Here's my theory:
The artificial deflationary pressure that has characterized the last few years is really the result of proactive, intentional FED policy. In other words, this pressure is not the result of fundamental macroeconomic fluctuations, such as an elevated demand for money and/or a contraction in the supply of it, but is almost entirely due to the fact that the FED is paying interest on reserves and therefore constricting velocity. Their intention is to essentially 'trap' the trillions of dollars in high-powered money within the financial sector and banking system in order to (1) recapitalize failed institutions, (2) stabilize expectations, (3) reduce the pressure of growing deficits (ease crowding-out effect) and (4) stimulate the wealth effect without simultaneously elevating interest rates and causing torrential inflation.
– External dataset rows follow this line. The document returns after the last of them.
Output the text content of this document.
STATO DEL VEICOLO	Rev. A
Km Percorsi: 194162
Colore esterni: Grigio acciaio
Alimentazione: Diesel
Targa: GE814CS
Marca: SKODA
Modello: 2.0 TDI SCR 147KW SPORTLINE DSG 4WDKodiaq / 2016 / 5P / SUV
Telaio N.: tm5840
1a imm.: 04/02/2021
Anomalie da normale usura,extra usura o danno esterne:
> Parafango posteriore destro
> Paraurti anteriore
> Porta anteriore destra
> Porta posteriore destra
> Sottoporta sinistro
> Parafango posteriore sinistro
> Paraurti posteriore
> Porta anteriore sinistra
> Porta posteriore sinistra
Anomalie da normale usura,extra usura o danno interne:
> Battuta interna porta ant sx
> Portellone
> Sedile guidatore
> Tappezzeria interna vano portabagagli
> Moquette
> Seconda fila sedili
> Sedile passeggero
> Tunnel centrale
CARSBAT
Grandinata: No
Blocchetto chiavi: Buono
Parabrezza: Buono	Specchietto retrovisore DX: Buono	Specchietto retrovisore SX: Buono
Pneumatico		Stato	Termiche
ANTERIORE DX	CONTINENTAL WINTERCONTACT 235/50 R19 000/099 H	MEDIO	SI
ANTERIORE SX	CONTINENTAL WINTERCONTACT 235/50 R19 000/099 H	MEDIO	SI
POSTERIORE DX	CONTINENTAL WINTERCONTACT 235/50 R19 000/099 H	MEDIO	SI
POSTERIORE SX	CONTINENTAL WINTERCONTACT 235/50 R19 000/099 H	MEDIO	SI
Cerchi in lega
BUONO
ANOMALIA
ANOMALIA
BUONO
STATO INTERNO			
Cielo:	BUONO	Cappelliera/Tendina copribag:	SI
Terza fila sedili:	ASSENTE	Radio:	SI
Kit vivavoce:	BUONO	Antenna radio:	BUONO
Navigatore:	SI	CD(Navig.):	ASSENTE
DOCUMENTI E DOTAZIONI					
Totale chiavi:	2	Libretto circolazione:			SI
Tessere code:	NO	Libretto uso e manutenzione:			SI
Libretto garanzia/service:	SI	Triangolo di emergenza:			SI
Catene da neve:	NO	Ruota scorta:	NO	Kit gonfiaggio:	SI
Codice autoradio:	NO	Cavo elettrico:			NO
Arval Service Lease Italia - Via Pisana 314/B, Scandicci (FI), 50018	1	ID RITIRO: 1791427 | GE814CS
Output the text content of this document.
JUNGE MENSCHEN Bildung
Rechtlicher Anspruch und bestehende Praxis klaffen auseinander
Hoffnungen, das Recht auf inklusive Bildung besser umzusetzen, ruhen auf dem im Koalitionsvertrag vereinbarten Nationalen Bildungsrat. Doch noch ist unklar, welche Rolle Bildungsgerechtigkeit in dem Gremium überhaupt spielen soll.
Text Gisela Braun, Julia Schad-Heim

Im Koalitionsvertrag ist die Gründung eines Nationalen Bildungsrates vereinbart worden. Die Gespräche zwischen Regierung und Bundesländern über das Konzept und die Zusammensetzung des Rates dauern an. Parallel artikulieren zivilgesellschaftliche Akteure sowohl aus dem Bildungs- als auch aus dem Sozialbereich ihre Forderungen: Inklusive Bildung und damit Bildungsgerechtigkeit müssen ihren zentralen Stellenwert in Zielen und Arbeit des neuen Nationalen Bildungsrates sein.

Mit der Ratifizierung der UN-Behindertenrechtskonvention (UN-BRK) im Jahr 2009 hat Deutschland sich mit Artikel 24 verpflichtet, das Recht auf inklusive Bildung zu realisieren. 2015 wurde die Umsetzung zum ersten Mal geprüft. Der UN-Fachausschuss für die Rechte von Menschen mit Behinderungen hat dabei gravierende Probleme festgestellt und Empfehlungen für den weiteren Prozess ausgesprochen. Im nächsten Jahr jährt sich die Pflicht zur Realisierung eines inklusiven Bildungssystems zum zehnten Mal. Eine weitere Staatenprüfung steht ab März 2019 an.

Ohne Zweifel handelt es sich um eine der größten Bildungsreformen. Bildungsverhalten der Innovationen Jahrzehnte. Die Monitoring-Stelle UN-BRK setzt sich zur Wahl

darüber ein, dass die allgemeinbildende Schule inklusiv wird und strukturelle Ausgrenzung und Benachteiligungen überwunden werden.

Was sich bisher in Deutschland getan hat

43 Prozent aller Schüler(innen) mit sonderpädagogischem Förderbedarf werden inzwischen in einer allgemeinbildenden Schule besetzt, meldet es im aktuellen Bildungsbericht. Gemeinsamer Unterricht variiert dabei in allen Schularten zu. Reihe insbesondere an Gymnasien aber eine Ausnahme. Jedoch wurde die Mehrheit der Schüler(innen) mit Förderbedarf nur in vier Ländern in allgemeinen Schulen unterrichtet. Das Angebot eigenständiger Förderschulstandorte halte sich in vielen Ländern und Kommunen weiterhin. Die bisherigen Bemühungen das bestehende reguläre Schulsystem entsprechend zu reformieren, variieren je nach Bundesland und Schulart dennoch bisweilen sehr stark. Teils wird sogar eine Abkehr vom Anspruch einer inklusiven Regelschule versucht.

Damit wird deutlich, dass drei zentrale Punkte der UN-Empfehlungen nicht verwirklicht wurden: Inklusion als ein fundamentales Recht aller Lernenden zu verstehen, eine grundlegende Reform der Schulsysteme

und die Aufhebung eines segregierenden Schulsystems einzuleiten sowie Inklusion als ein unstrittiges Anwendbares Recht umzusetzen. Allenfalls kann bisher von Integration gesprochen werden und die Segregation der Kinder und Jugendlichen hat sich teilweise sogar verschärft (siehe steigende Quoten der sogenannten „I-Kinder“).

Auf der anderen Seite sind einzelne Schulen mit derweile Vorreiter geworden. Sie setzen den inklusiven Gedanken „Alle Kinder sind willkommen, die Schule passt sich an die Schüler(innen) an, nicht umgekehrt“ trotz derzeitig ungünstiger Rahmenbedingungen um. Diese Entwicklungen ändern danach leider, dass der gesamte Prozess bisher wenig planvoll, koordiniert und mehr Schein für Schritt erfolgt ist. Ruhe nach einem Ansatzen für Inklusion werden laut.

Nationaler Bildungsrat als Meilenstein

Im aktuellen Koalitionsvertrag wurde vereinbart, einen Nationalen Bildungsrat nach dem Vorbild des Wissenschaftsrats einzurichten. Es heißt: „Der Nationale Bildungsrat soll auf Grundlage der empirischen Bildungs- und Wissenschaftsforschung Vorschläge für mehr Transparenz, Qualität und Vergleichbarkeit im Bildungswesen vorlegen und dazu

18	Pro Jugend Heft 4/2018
Unfortunately for the FED, it must and will fail in this endeavor. Velocity is naturally picking up as the economy recovers and begins the re-structuring process. Once velocity rises, the trillions of dollars in high-powered money that the FED has injected into the financial system will enter circulation and prices will therefore inevitably rise. Inflationary expectations will take hold and investors will flee out of the bond market leading to a major spike in interest rates.
The FED cannot counter-act this process by pursuing a counter-inflationary policy because open-market sales will only put additional pressure on already rising interest rates, and due to collapsing bond prices, it can only succeed in sucking out a mere fraction of the high-powered money that it injected into the system.